O presidente do IBGE (Instituto Brasileiro de Geografia e Estatística), Marcio Pochmann, afirmou nesta quinta-feira (16) que o mundo passa por uma "revolução informacional", destacando a existência de grandes empresas de tecnologia e redes sociais. Na visão dele, o instituto acaba competindo com essas companhias.

Segundo o economista, a concorrência ocorre porque as empresas de tecnologia e as redes sociais recebem os dados de usuários de maneira espontânea, enquanto o instituto precisa entrevistar os brasileiros para realizar suas pesquisas.

"Essa mudança de época faz com que o IBGE não esteja mais sozinho. Ele faz parte de uma competição de empresas e instituições, muitas delas estrangeiras, que dominam os dados e que permitem inclusive conhecer mais do Brasil do que o próprio IBGE", afirmou.

A declaração ocorreu durante a abertura de um encontro no Rio de Janeiro para definir 12 diretrizes de atuação do órgão nos próximos três anos. Ou seja, até 2026, quando a instituição completará 90 anos.

Marcio Pochmann sorri durante a cerimônia em Brasília que marcou sua posse como presidente do IBGE - Gabriela Biló - 18.ago.2023/Folhapress

"Nós [IBGE] temos de fazer o trabalho de ir até os brasileiros, consultar os brasileiros. Vamos continuar fazendo isso, mas precisamos fazer mais. Precisamos entrar de fato nessa nova fase", disse Pochmann.

"Conversamos com o presidente da Anatel, estamos fazendo uma série de diálogos para construir um sistema nacional de autonomia estatística, geografia e dados. Autônomo, é importante dizer, porque não basta integrar se as informações serão mantidas não em nossa propriedade."

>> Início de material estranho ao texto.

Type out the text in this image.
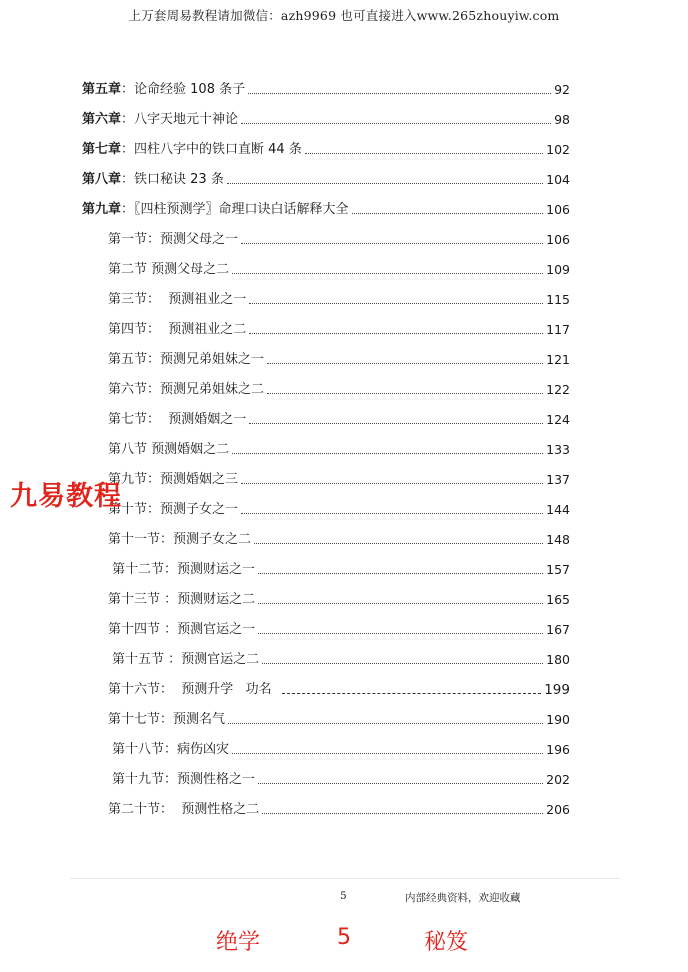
上万套周易教程请加微信：azh9969 也可直接进入www.265zhouyiw.com
第五章：论命经验 108 条子	92
第六章：八字天地元十神论	98
第七章：四柱八字中的铁口直断 44 条	102
第八章：铁口秘诀 23 条	104
第九章：〖四柱预测学〗命理口诀白话解释大全	106
第一节：预测父母之一	106
第二节 预测父母之二	109
第三节：  预测祖业之一	115
第四节：  预测祖业之二	117
第五节：预测兄弟姐妹之一	121
第六节：预测兄弟姐妹之二	122
第七节：  预测婚姻之一	124
第八节 预测婚姻之二	133
第九节：预测婚姻之三	137
第十节：预测子女之一	144
第十一节：预测子女之二	148
第十二节：预测财运之一	157
第十三节 ：预测财运之二	165
第十四节 ：预测官运之一	167
第十五节 ：预测官运之二	180
第十六节：  预测升学   功名	199
第十七节：预测名气	190
第十八节：病伤凶灾	196
第十九节：预测性格之一	202
第二十节：  预测性格之二	206
九易教程
5	内部经典资料，欢迎收藏
绝学	5	秘笈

O economista ainda citou um episódio envolvendo a ex-presidente Dilma Rousseff (PT) como exemplo dessa mudança enxergada por ele, marcada pelo compartilhamento de dados com empresas estrangeiras. A "presidenta Dilma", afirmou Pochmann, teve informações de email "usurpadas".

O evento no Rio marca o primeiro encontro do projeto Diálogos IBGE 90 Anos, que irá até esta sexta-feira (17). A agenda ocorre em meio a uma polêmica causada por declarações recentes do presidente do instituto.

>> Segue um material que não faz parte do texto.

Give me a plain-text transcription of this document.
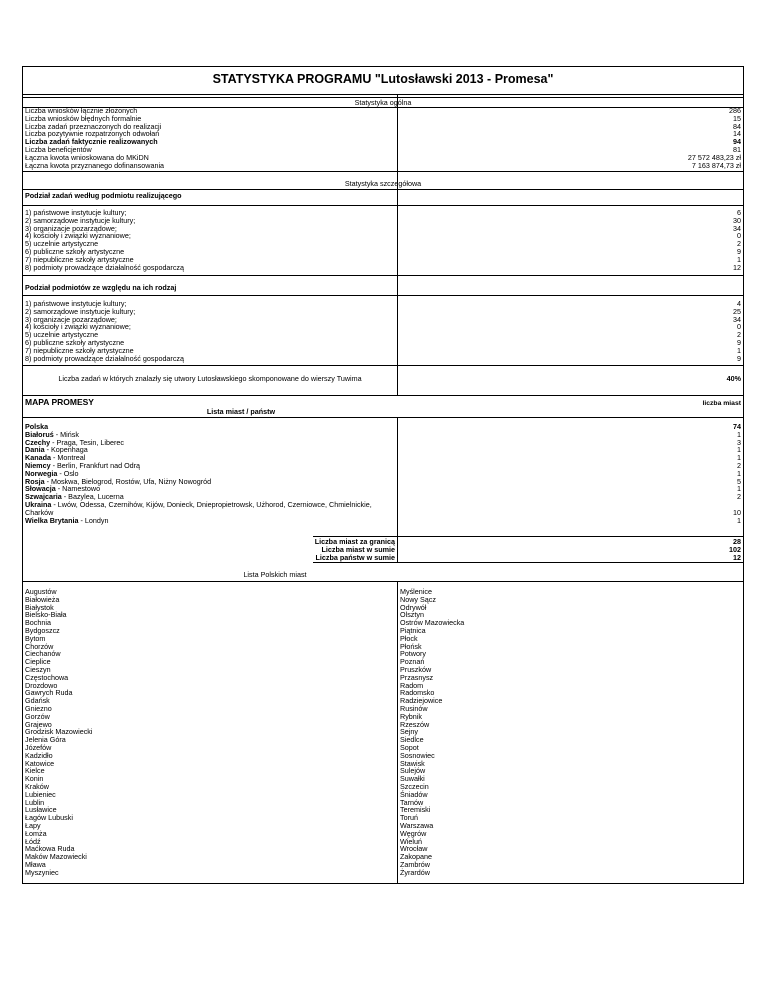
STATYSTYKA PROGRAMU "Lutosławski 2013 - Promesa"
Statystyka ogólna
Liczba wniosków łącznie złożonych	286
Liczba wniosków błędnych formalnie	15
Liczba zadań przeznaczonych do realizacji	84
Liczba pozytywnie rozpatrzonych odwołań	14
Liczba zadań faktycznie realizowanych	94
Liczba beneficjentów	81
Łączna kwota wnioskowana do MKiDN	27 572 483,23 zł
Łączna kwota przyznanego dofinansowania	7 163 874,73 zł
Statystyka szczegółowa
Podział zadań według podmiotu realizującego
1) państwowe instytucje kultury;	6
2) samorządowe instytucje kultury;	30
3) organizacje pozarządowe;	34
4) kościoły i związki wyznaniowe;	0
5) uczelnie artystyczne	2
6) publiczne szkoły artystyczne	9
7) niepubliczne szkoły artystyczne	1
8) podmioty prowadzące działalność gospodarczą	12
Podział podmiotów ze względu na ich rodzaj
1) państwowe instytucje kultury;	4
2) samorządowe instytucje kultury;	25
3) organizacje pozarządowe;	34
4) kościoły i związki wyznaniowe;	0
5) uczelnie artystyczne	2
6) publiczne szkoły artystyczne	9
7) niepubliczne szkoły artystyczne	1
8) podmioty prowadzące działalność gospodarczą	9
Liczba zadań w których znalazły się utwory Lutosławskiego skomponowane do wierszy Tuwima	40%
MAPA PROMESY	liczba miast
Lista miast / państw
Polska	74
Białoruś - Mińsk	1
Czechy - Praga, Tesin, Liberec	3
Dania - Kopenhaga	1
Kanada - Montreal	1
Niemcy - Berlin, Frankfurt nad Odrą	2
Norwegia - Oslo	1
Rosja - Moskwa, Bielogrod, Rostów, Ufa, Niżny Nowogród	5
Słowacja - Namestowo	1
Szwajcaria - Bazylea, Lucerna	2
Ukraina - Lwów, Odessa, Czernihów, Kijów, Donieck, Dniepropietrowsk, Użhorod, Czerniowce, Chmielnickie,
Charków	10
Wielka Brytania - Londyn	1
Liczba miast za granicą	28
Liczba miast w sumie	102
Liczba państw w sumie	12
Lista Polskich miast
Augustów
Białowieża
Białystok
Bielsko-Biała
Bochnia
Bydgoszcz
Bytom
Chorzów
Ciechanów
Cieplice
Cieszyn
Częstochowa
Drozdowo
Gawrych Ruda
Gdańsk
Gniezno
Gorzów
Grajewo
Grodzisk Mazowiecki
Jelenia Góra
Józefów
Kadzidło
Katowice
Kielce
Konin
Kraków
Lubieniec
Lublin
Lusławice
Łagów Lubuski
Łapy
Łomża
Łódź
Maćkowa Ruda
Maków Mazowiecki
Mława
Myszyniec
Myślenice
Nowy Sącz
Odrywół
Olsztyn
Ostrów Mazowiecka
Piątnica
Płock
Płońsk
Potwory
Poznań
Pruszków
Przasnysz
Radom
Radomsko
Radziejowice
Rusinów
Rybnik
Rzeszów
Sejny
Siedlce
Sopot
Sosnowiec
Stawisk
Sulejów
Suwałki
Szczecin
Śniadów
Tarnów
Teremiski
Toruń
Warszawa
Węgrów
Wieluń
Wrocław
Zakopane
Zambrów
Żyrardów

Na reta final de outubro, Pochmann elogiou a produção de estatísticas no Oriente, em locais como a China, o que acendeu alerta entre ex-técnicos do órgão e outros pesquisadores que veem falta de transparência do país asiático nessa área.

A China, lembram, suspendeu a divulgação de dados sobre desemprego de jovens –faixa etária que costuma registrar altos índices de desocupação.

Indicado pelo presidente Luiz Inácio Lula da Silva (PT), Pochmann também causou preocupação ao dizer em outubro que a comunicação adotada pelo IBGE é "do passado" e "ficou para trás".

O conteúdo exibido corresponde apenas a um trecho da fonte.